Georg Löwisch: Von einer Presse, die alles aus vornehmer Distanz heraus betrachtet, hat auch niemand was. Sie brauchen beides: Nähe und Distanz. Dafür sind ja gerade die Arbeiten von Jürgen Leinemann ein ausgezeichnetes Beispiel. Es ist eine journalistische Kunst, nah an die Protagonistinnen und Protagonisten heranzukommen: durch Gespräche, durch Beobachten, durch Recherche. Und dann muss man wieder Distanz herstellen: Durch Gegenrecherchen, durch Nachdenken, auch durch den Akt des Aufschreibens. Häufig hilft dabei eine gestrenge Redakteurin oder ein gestrenger Redakteur.

kress.de: In der "nervösen" Medienkritik - gibt es jenseits aller Abwehr der Kritik - eine sehr weitgehende Übereinstimmung: die Kritik an zu viel Mainstream in der Berichterstattung, an dem Sog der großen Übereinstimmung von Journalisten. Schränkt der diagnostizierte Mainstream die Pressefreiheit ein?

Georg Löwisch: Da muss man sehr, sehr vorsichtig sein. Die Erzählung von den Medien, die angeblich gleichgeschaltet sind oder sich angeblich selbst gleichschalten, ist ein rechter Spin. Die Mär vom angeblich linksliberalen Mainstream hilft der AfD. Wie war es denn in der ach so guten alten Zeit der Bonner Republik? Damals speiste sich die Berichterstattung doch aus weniger Quellen als heute. Da haben viele Zeitungen überwiegend dpa-Nachrichten gedruckt, in Bonn steckten Korrespondenten gern nach dem Pressefrühstück die Köpfe zusammen und jeden Montagmorgen schauten alle ehrfürchtig in den "Spiegel", ob der etwas Neues in den Kreislauf reingibt. Im Vergleich dazu kann ich nicht erkennen, dass die Medien sich heute einander stärker gleichen.

kress.de: Inwiefern?

Georg Löwisch: Die Vielfalt der selbst gesetzten und selbst recherchierten Themen ist größer geworden. Die harte Konkurrenz zwingt uns Medien zur Unterscheidbarkeit. Außerdem können sich auch Positionen weniger etablierter Medien oder sogar einzelner Blogger über soziale Netzwerke stark verbreiten.

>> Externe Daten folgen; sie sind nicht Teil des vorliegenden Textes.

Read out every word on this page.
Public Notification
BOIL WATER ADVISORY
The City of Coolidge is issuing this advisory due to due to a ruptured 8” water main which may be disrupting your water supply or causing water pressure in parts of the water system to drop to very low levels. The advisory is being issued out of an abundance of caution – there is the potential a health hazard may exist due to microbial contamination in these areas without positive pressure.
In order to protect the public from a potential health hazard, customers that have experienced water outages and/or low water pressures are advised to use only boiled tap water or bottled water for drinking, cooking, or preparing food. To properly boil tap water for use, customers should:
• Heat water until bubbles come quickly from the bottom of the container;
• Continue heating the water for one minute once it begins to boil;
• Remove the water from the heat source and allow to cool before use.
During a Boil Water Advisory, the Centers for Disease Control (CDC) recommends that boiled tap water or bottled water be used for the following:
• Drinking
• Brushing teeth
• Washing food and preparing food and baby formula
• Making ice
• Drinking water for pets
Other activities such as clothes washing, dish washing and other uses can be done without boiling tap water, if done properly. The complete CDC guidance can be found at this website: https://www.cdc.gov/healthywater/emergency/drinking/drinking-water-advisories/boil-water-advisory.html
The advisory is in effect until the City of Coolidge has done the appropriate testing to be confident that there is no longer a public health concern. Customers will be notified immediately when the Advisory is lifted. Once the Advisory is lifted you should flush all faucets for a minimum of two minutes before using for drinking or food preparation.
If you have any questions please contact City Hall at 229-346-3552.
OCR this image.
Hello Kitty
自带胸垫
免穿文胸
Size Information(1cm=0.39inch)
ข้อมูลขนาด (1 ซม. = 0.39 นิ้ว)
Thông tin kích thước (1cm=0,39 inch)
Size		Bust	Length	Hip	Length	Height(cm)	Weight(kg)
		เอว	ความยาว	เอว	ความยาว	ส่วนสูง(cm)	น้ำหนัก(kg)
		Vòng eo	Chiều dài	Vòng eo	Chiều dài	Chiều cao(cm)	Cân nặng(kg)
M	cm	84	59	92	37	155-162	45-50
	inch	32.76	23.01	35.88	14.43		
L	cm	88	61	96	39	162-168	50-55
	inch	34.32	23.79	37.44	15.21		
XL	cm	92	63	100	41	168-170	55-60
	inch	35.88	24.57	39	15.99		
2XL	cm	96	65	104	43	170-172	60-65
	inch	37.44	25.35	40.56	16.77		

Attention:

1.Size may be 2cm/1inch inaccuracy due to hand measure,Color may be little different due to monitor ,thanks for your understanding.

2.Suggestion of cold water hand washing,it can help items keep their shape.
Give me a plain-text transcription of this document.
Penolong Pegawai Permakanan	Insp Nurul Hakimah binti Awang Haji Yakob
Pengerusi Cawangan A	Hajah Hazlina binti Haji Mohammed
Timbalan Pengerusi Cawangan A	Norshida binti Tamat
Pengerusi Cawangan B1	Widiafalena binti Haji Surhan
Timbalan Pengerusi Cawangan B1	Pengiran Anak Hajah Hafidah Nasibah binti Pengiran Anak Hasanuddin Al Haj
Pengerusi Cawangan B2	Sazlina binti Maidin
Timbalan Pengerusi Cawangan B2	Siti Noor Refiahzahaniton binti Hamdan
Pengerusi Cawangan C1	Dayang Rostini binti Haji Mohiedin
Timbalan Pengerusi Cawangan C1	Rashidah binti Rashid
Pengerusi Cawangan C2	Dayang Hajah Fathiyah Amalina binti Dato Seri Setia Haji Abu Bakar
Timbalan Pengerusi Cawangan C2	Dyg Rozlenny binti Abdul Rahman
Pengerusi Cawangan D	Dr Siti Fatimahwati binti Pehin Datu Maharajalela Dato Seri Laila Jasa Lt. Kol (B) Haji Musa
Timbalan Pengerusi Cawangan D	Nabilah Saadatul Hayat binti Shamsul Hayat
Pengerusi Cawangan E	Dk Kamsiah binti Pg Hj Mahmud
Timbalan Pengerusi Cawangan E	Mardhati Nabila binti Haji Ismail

kress.de: Die gewaltige Macht der PR-Pressestellen, Content Marketing, Anzeigen-Abhängigkeit sowie vielfältige Kooperationen über Konferenzenund Kongresse etc: wirkt sich diese Tendenz auf das Niveau der Pressefreiheit aus?

Georg Löwisch: Klar, zur Pressefreiheit gehört die Unabhängigkeit der Berichterstattung. Und natürlich liegt die Vermutung nahe: Je höher der wirtschaftliche Druck, desto frecher die Begehren von Anzeigenkunden und Lobbyisten, desto nachgiebiger die Verlagsverantwortlichen. Und dann beginnt das Gezerre um die Unabhängigkeit. Die Presse darf ihre Unabhängigkeit aber nicht mal in kleinen Stückchen hergeben. Ob und wo es schon in die Richtung geht, vermag ich nicht zu beurteilen. Doch die Logik wäre tödlich. Jedenfalls stelle ich fest, dass über das taz-Genossenschaftsmodell, das Unabhängigkeit garantiert, niemand mehr lacht. Auch das freiwillige Online-Bezahlmodell "taz zahl ich" wird genau beobachtet, und andere gehen auch diesen Weg.

kress.de: Viele relevante Journalistinnen und Journalisten, die in den außenpolitischen Ressorts arbeiten, sind Mitglied etwa in der "Atlantikbrücke"; wirkt sich dies auf die Nutzung der Pressefreiheit aus, weil es eine Einbindung in einen Konsens über wesentliche Fragen gibt?

Georg Löwisch: Es finden sympathische und weniger sympathische Kaffeekränzchen statt. Aber keines bedroht die Meinungsfreiheit in Deutschland.

kress.de: Gibt es eine Einschränkung der Pressefreiheit durch Überlastung und Arbeitsverdichtung von Journalisten? Wird die Pressefreiheit dadurch eingeschränkt, dass diese aufgrund von Zeit-Ressourcenmangel nicht ausreichend wahrgenommen wird?

Georg Löwisch: Konzernjournalismus kann eine Gefahr sein, wenn in den Konzernzentralen die Controller die journalistischen Leitplanken setzen. Wenn die Journalistinnen und Journalisten gar nicht mehr wirklich berichten, weil sie keine Zeit dafür haben, den Telefonhörer in die Hand zu nehmen geschweige denn draußen zu recherchieren, dann brauchen Sie nach der Pressefreiheit gar nicht mehr zu fragen. Und in manchen Regionen ist der Lokaljournalismus schon sehr ausgedünnt. Aber ohne Presse gibt es keine Pressefreiheit.

Die Fragen an Georg Löwisch, Chefredakteur von "taz - die tageszeitung", stellte kress.de-Chefredakteur Bülend Ürük.

Hinweis: Dieser Beitrag ist Teil der großen KRESS-Reihe zum Thema Pressefreiheit.